Tracing the cause of hybridisation
While the study found dingo-dog hybridisation isn’t widespread in Australia, it also identified areas across the country with higher traces of dog DNA than the national average.
Most hybridisation is taking place in southeast Australia – and particularly in areas that use long-term lethal control, like aerial baiting. This landscape-wide form of lethal control involves dropping meat baits filled with the pesticide sodium fluoroacetate (commonly known as 1080) into forests via helicopter or airplane.
“The pattern of hybridisation is really stark now that we have the whole country to look at,” says Dr Cairns.
“Dingo populations are more stable and intact in areas that use less lethal control, like western and northern Australia. In fact, 98 per cent of the animals tested here are pure dingoes.
“But areas of the country that used long-term lethal control, like NSW, Victoria and southern Queensland, have higher rates of dog ancestry.”
The researchers suggest that higher human densities (and in turn, higher domestic dog populations) in southeast Australia are likely playing a key part in this hybridisation.
But the contributing role of aerial baiting – which fractures the dingo pack structure and allows dogs to integrate into the breeding packs – is something that can be addressed.
“If we’re going to aerial bait the dingo population, we should be thinking more carefully about where and when we use this lethal control,” she says.
“Avoiding baiting in national parks, and during dingoes’ annual breeding season, will help protect the population from future hybridisation.”
Protecting the ecosystem
Professor Mike Letnic, senior author of the study and professor of conservation biology, has been researching dingoes and their interaction with the ecosystem for 25 years.
He says they play an important role in maintaining the biodiversity and health of the ecosystem.
“As apex predators, dingoes play a fundamental role in shaping ecosystems by keeping number of herbivores and smaller predators in check,” says Prof. Letnic.
“Apex predators’ effects can trickle all the way through ecosystems and even extend to plants and soils.”
Prof. Letnic’s previous research has shown that suppressing dingo populations can lead to a growth in kangaroo numbers, which has repercussions for the rest of the ecosystem.

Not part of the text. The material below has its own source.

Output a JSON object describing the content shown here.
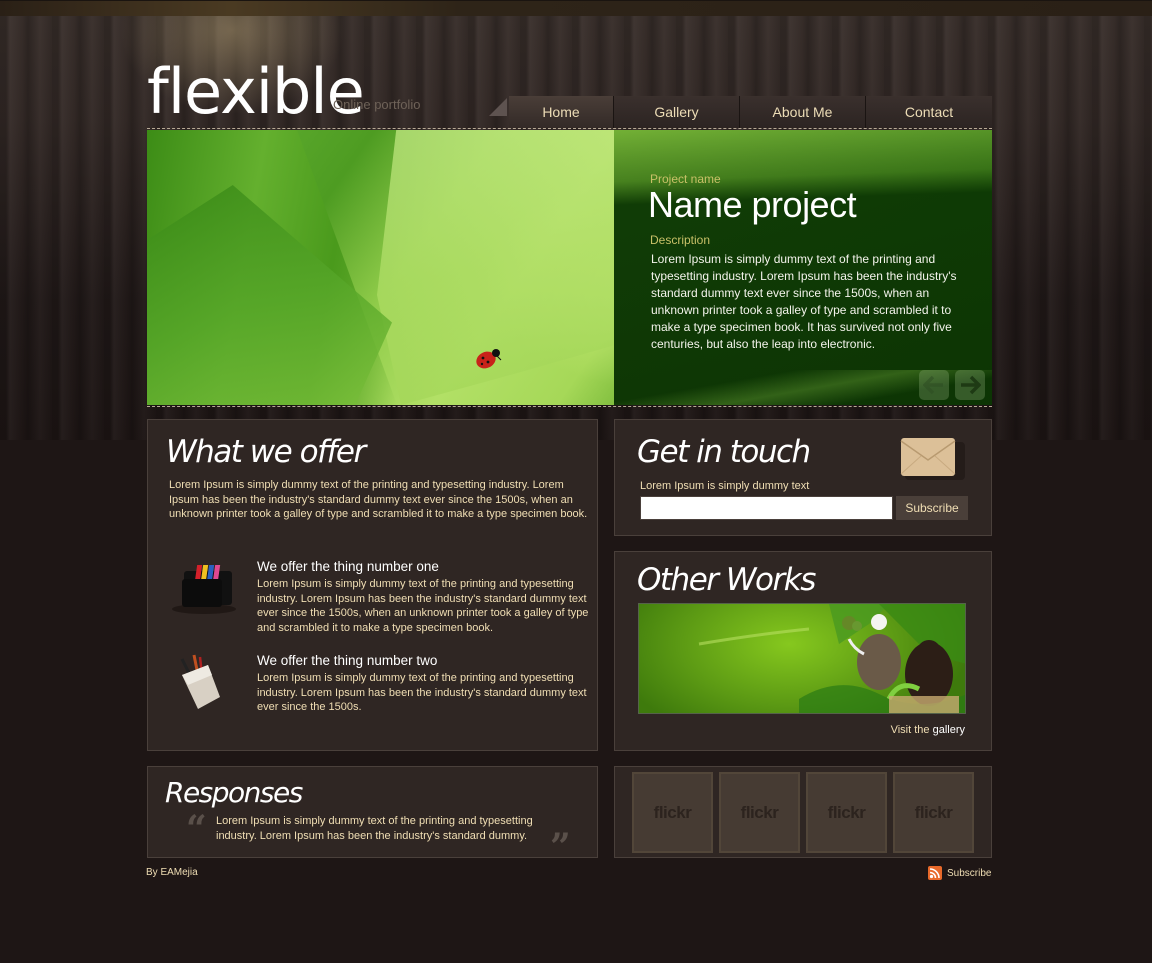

For example, high kangaroo populations can lead to overgrazing, which in turn damages the soil, changes the face of the landscape and can jeopardise land conservation.
A study published last month found the long-term impacts of these changes are so pronounced they are visible from space.
But despite the valuable role they play in the ecosystem, dingoes are not being conserved across Australia – unlike many other native species.
“Dingoes are a listed threatened species in Victoria, so they’re protected in national parks,” says Dr Cairns. “They’re not protected in NSW and many other states.”
The need for consultation
Dr Cairns, who is also a scientific advisor to the Australian Dingo Foundation, says the timing of this paper is important.
“There is a large amount of funding currently going towards aerial baiting inside national parks,” she says. “This funding is to aid bushfire recovery, but aerial wild dog baiting doesn’t target invasive animals or ‘wild dogs’ – it targets dingoes.
“We need to have a discussion about whether killing a native animal – which has been shown to have benefits for the ecosystem – is the best way to go about ecosystem recovery.”
Dingoes are known to negatively impact farming by preying on livestock, especially sheep.
The researchers say it’s important that these impacts are minimised, but how we manage these issues is deserving of wider consultation – including discussing non-lethal methods to protect livestock.
“There needs to be a public consultation about how we balance dingo management and conservation,” says Dr Cairns. “The first step in having these clear and meaningful conversations is to start calling dingoes what they are.
“The animals are dingoes or predominantly dingo, and there are virtually no feral dogs, so it makes no sense to use the term ‘wild dog’. It’s time to call a spade a spade and a dingo a dingo.